The mission behind both physical coins and freshly introduced ZiG is to persuade local investors to put their money into national assets and not American dollars, which is not an easy task in a country with a triple-digit inflation level. As the RBZ Governor, Dr. John Mangudya said earlier:
“The issuance of the gold-backed digital tokens is meant to expand the value-preserving instruments available in the economy and enhance divisibility of the investment instruments and widen their access and usage by the public.”
Digital tokens can be stored in either e-gold wallets or e-gold cards and are tradeable both for P2P and business transactions.
The RBZ reported several levels of prices, for which ZiG could be both, depending on the weight of its gold reserve.
Thus, one can buy 1 ounce of ZiG for $1,910 and 0.1 ounce for $191.
According to the Bank, on Sept. 28, investors bought the equivalent of 17.65 kg in ZiG, paying with both Zimbabwean and American dollars.

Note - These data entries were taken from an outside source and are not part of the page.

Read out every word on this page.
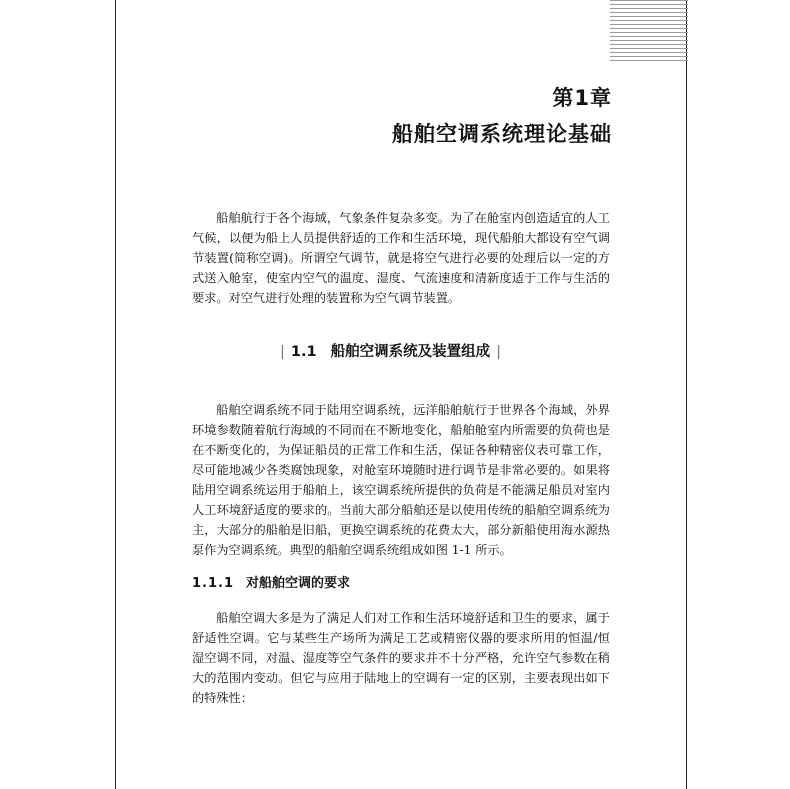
第1章
船舶空调系统理论基础

船舶航行于各个海域，气象条件复杂多变。为了在舱室内创造适宜的人工气候，以便为船上人员提供舒适的工作和生活环境，现代船舶大都设有空气调节装置(简称空调)。所谓空气调节，就是将空气进行必要的处理后以一定的方式送入舱室，使室内空气的温度、湿度、气流速度和清新度适于工作与生活的要求。对空气进行处理的装置称为空气调节装置。

| 1.1 船舶空调系统及装置组成 |

船舶空调系统不同于陆用空调系统，远洋船舶航行于世界各个海域，外界环境参数随着航行海域的不同而在不断地变化，船舶舱室内所需要的负荷也是在不断变化的，为保证船员的正常工作和生活，保证各种精密仪表可靠工作，尽可能地减少各类腐蚀现象，对舱室环境随时进行调节是非常必要的。如果将陆用空调系统运用于船舶上，该空调系统所提供的负荷是不能满足船员对室内人工环境舒适度的要求的。当前大部分船舶还是以使用传统的船舶空调系统为主，大部分的船舶是旧船，更换空调系统的花费太大，部分新船使用海水源热泵作为空调系统。典型的船舶空调系统组成如图 1-1 所示。

1.1.1 对船舶空调的要求

船舶空调大多是为了满足人们对工作和生活环境舒适和卫生的要求，属于舒适性空调。它与某些生产场所为满足工艺或精密仪器的要求所用的恒温/恒湿空调不同，对温、湿度等空气条件的要求并不十分严格，允许空气参数在稍大的范围内变动。但它与应用于陆地上的空调有一定的区别，主要表现出如下的特殊性：
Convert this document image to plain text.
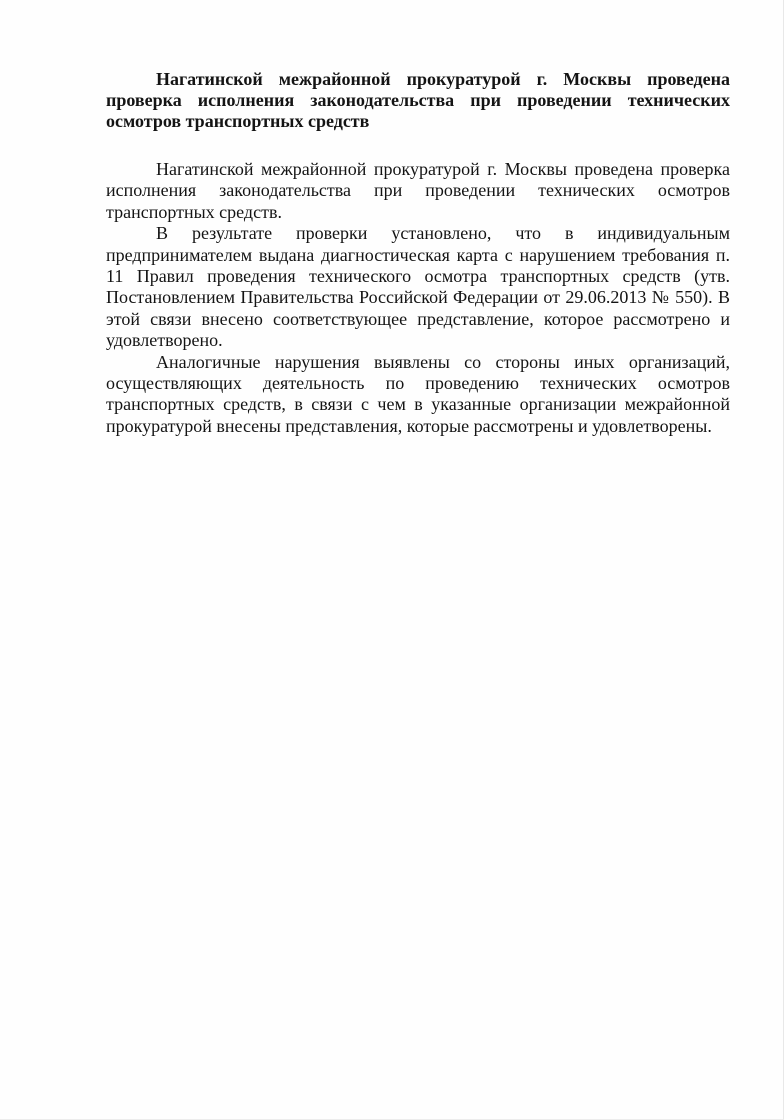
Нагатинской межрайонной прокуратурой г. Москвы проведена проверка исполнения законодательства при проведении технических осмотров транспортных средств

Нагатинской межрайонной прокуратурой г. Москвы проведена проверка исполнения законодательства при проведении технических осмотров транспортных средств.

В результате проверки установлено, что в индивидуальным предпринимателем выдана диагностическая карта с нарушением требования п. 11 Правил проведения технического осмотра транспортных средств (утв. Постановлением Правительства Российской Федерации от 29.06.2013 № 550). В этой связи внесено соответствующее представление, которое рассмотрено и удовлетворено.

Аналогичные нарушения выявлены со стороны иных организаций, осуществляющих деятельность по проведению технических осмотров транспортных средств, в связи с чем в указанные организации межрайонной прокуратурой внесены представления, которые рассмотрены и удовлетворены.
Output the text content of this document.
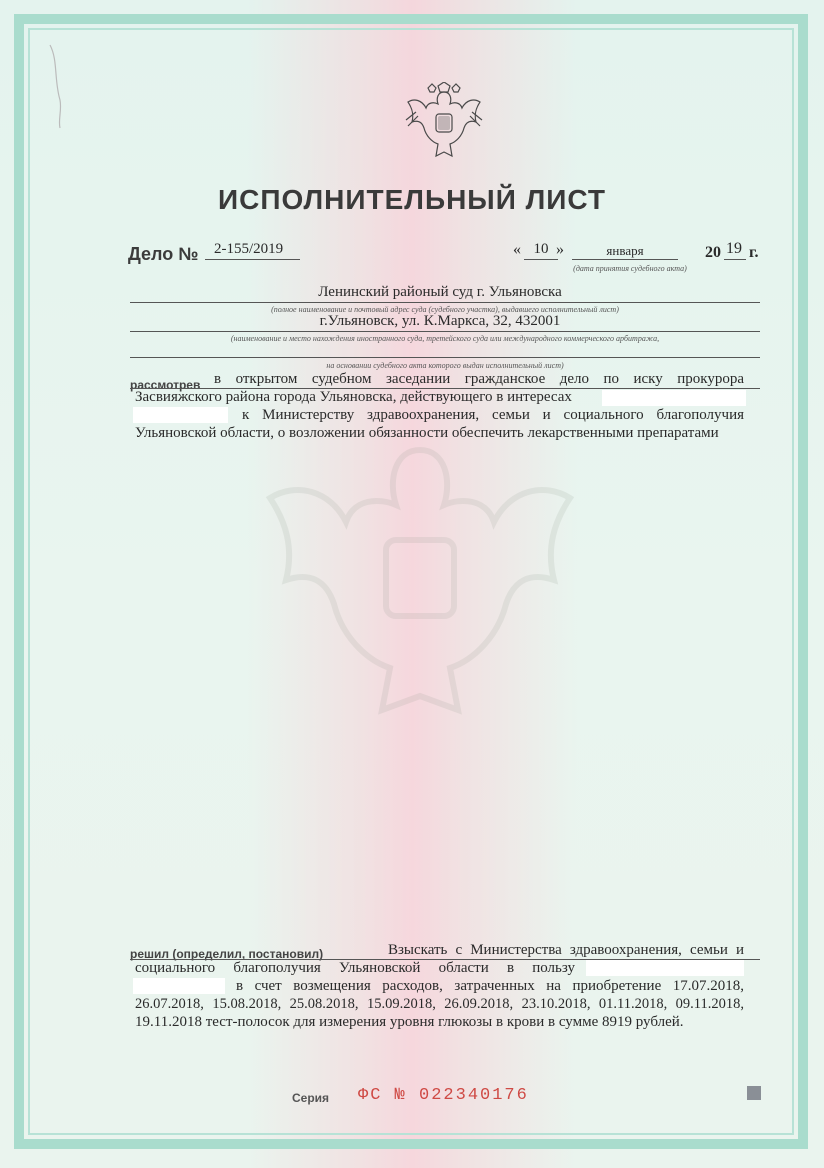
ИСПОЛНИТЕЛЬНЫЙ ЛИСТ
Дело № 2-155/2019	« 10 »	января	20 19 г.
(дата принятия судебного акта)
Ленинский районый суд г. Ульяновска
(полное наименование и почтовый адрес суда (судебного участка), выдавшего исполнительный лист)
г.Ульяновск, ул. К.Маркса, 32, 432001
(наименование и место нахождения иностранного суда, третейского суда или международного коммерческого арбитража,
на основании судебного акта которого выдан исполнительный лист)
рассмотрев в открытом судебном заседании гражданское дело по иску прокурора
Засвияжского района города Ульяновска, действующего в интересах
к Министерству здравоохранения, семьи и социального благополучия
Ульяновской области, о возложении обязанности обеспечить лекарственными препаратами
Взыскать с Министерства здравоохранения, семьи и
решил (определил, постановил)
социального благополучия Ульяновской области в пользу
в счет возмещения расходов, затраченных на приобретение 17.07.2018,
26.07.2018, 15.08.2018, 25.08.2018, 15.09.2018, 26.09.2018, 23.10.2018, 01.11.2018, 09.11.2018,
19.11.2018 тест-полосок для измерения уровня глюкозы в крови в сумме 8919 рублей.
Серия ФС № 022340176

The total amount of ZiG, sold since the previous rounds of digital token sales, stands at around 350 kg of gold.
Zimbabwe has grappled with currency instability and rising inflation for more than a decade. In 2009, the nation adopted the U.S. dollar as its official currency in response to a period of hyperinflation that had rendered the local currency practically worthless.
In an attempt to revitalize the domestic economy, Zimbabwe reintroduced its own currency in 2019. However, this move was followed by a resurgence of currency volatility.